Campaign group Reclaim These Streets (RTS) have reacted cautiously to Chief Constable Serena Kennedy’s statement on tackling violence against women and girls.

The group were responding after Chief Constable Kennedy outlined Merseyside police force’s commitment to work alongside other agencies to protect women and girls from violence and create a safer, more respectful society.

Reclaim these streets #Reclaimthesestreets are a group of campaigners who began organising a vigil for Sarah Everard, and all women lost to violence.

Credit: Wikimedia Commons- Creator: Sam Walton

Jamie Klingler, who co-founded Reclaim These Streets, supports Chief Constable Kennedy’s zero tolerance approach towards violence against women.

However, she believes more should be done within the police to protect women and girls.

She argues that the only way for women to feel safe is by invoking a structural and cultural change of our society.

“Ensuring it actually tackles misogyny and doesn’t brush it under the carpet. The Prime Minister dismissing misogyny and refusing to make it a hate crime illustrates that tackling violence against women and girls is not a priority of this Government,” she said.

She believes that to protect women and girls, boys should be educated on these issues.

“We need to address misogyny from the early years, starting with respect and consent classes in schools.

“That’s why Reclaim These streets has partnered with ShoutOutUK, which has a fantastic record of helping young people grapple with many of these important and contentious issues.

“This engages boys and girls in a conversation about consent and respect from a young age.

“We must help the next generations of boys and men be feminists who champion women’s right to walk unmolested and un-harassed in all public spaces.”

She added: “No one should be able to become a member of our police force, if they have a record of sexual assault or misconduct. The police are the people tasked with keeping us safe, the people we go to when we need to report a crime or disclose personal information.

“If an officer already in the force has been accused of domestic violence, harassment, assault, or any kind of violence against women must be immediately suspended until a thorough and independent investigation has taken place.”

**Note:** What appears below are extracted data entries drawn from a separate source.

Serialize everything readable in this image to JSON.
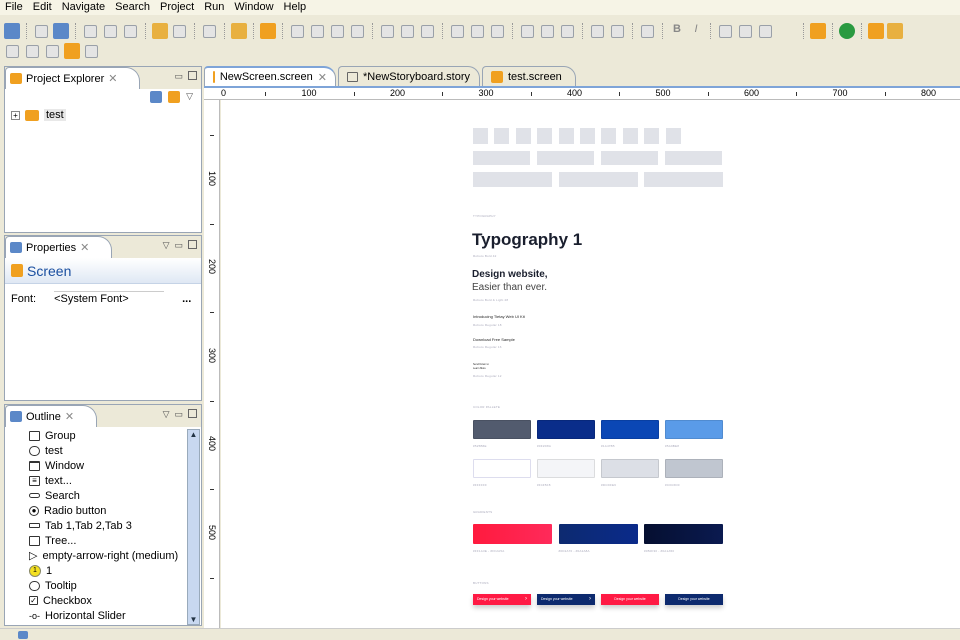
{
  "menu": [
    "File",
    "Edit",
    "Navigate",
    "Search",
    "Project",
    "Run",
    "Window",
    "Help"
  ],
  "panels": {
    "project_explorer": {
      "title": "Project Explorer",
      "tree": [
        {
          "label": "test"
        }
      ]
    },
    "properties": {
      "title": "Properties",
      "heading": "Screen",
      "font_label": "Font:",
      "font_value": "<System Font>",
      "more": "..."
    },
    "outline": {
      "title": "Outline",
      "items": [
        "Group",
        "test",
        "Window",
        "text...",
        "Search",
        "Radio button",
        "Tab 1,Tab 2,Tab 3",
        "Tree...",
        "empty-arrow-right (medium)",
        "1",
        "Tooltip",
        "Checkbox",
        "Horizontal Slider"
      ]
    }
  },
  "editor": {
    "tabs": [
      {
        "label": "NewScreen.screen",
        "active": true
      },
      {
        "label": "*NewStoryboard.story",
        "active": false
      },
      {
        "label": "test.screen",
        "active": false
      }
    ],
    "hruler": [
      "0",
      "100",
      "200",
      "300",
      "400",
      "500",
      "600",
      "700",
      "800"
    ],
    "vruler": [
      "100",
      "200",
      "300",
      "400",
      "500"
    ]
  },
  "design": {
    "typography_label": "TYPOGRAPHY",
    "title": "Typography 1",
    "title_caption": "Roboto Bold 42",
    "headline_bold": "Design website,",
    "headline_light": "Easier than ever.",
    "headline_caption": "Roboto Bold & Light 28",
    "line1": "Introducing Tietay Web UI Kit",
    "line1_caption": "Roboto Regular 18",
    "line2": "Download Free Sample",
    "line2_caption": "Roboto Regular 16",
    "line3a": "Send Down to",
    "line3b": "Learn More",
    "line3_caption": "Roboto Regular 12",
    "palette_label": "COLOR PALLETE",
    "palette": [
      {
        "color": "#525b6e",
        "label": "#525B6E"
      },
      {
        "color": "#0a2d8a",
        "label": "#0F2D8A"
      },
      {
        "color": "#0b47b5",
        "label": "#1A47B5"
      },
      {
        "color": "#5a9be8",
        "label": "#5A9BE8"
      },
      {
        "color": "#ffffff",
        "label": "#FFFFFF"
      },
      {
        "color": "#f4f5f8",
        "label": "#F4F5F8"
      },
      {
        "color": "#dcdfe6",
        "label": "#DCDFE6"
      },
      {
        "color": "#c0c6d0",
        "label": "#C0C6D0"
      }
    ],
    "gradients_label": "GRADIENTS",
    "gradients": [
      {
        "from": "#ff1a3e",
        "to": "#ff2a5a",
        "label": "#FF1A3E - #FF2A5A"
      },
      {
        "from": "#0d2a70",
        "to": "#0a2a8a",
        "label": "#0D2A70 - #0A2A8A"
      },
      {
        "from": "#050f30",
        "to": "#0a1a50",
        "label": "#050F30 - #0A1A50"
      }
    ],
    "buttons_label": "BUTTONS",
    "buttons": [
      {
        "label": "Design your website",
        "arrow": "›",
        "color": "#ff1a44"
      },
      {
        "label": "Design your website",
        "arrow": "›",
        "color": "#0d2a6e"
      },
      {
        "label": "Design your website",
        "arrow": "",
        "color": "#ff1a44"
      },
      {
        "label": "Design your website",
        "arrow": "",
        "color": "#0d2a6e"
      }
    ]
  }
}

In March this year, Sarah Everard was murdered. Following the arrest and sentencing of former police officer Wayne Couzens for her murder, the police force has been under scrutiny.

Her death highlighted the issue of violence against women and girls, which has resonated across the country.

In a statement on her Twitter account, the Chief Constable has pledged to continue taking a “zero tolerance” approach towards any member of Merseyside Police who seeks to abuse their position for sexual gain.

And she has issued advice to the general public about how to verify the identity of a police officer and the validity of any arrest or stop-check:

  • Police officers will always carry identification and will know that people are entitled to ask them to show it to them to verify who they are.
  • Plain clothes officers and detectives (who do not wear a uniform) very rarely work alone but if they do, they will still carry identification.
  • All police officers are expected by their force to be clear in telling any member of the public they are interacting with: who they are, what they are doing, and for what policing purpose.
  • People can legitimately ask for an officer’s collar number and should be given it.
  • You can ask to speak to the officer’s control room to verify them over their radio or by calling 101.

She adds that the murder of Sarah Everard has impacted her as a police officer, woman and mother: “The murder of Sarah Everard by a serving police officer has rocked policing nationally.”

“I will not tolerate those officers and staff who abuse their position for sexual gain, and I recognise the huge impact it has on the people we serve and on public trust and confidence.”

“The despicable actions of Wayne Couzens have sickened and angered me as a police officer, as a woman and as a mum to two teenage daughters.”

Serena Kennedy, only one of nine women chief constables in the UK, assured the people of Liverpool that action will be taken to ensure safety across the city and said: “We need a robust public health approach in relation to violence and intimidation against women and girls.

“And we will be working closely with the five local authorities; the health service; Crown Prosecution Service; Probation; the courts and third sector organisations on a regional strategy that can help us to make our communities safer.”

Kennedy has urged the people of Liverpool to challenge sexist actions and behaviours.

“I want the streets where women walk, the homes where they live, the workplaces where they earn a living, and the places where they socialise to be safe, respectful and equal.

“For years, women have had to ‘put up’ with unwanted sexual touching, sexist comments and gestures, and this needs to stop.

“It is the responsibility of us all to challenge these behaviours wherever we see them.”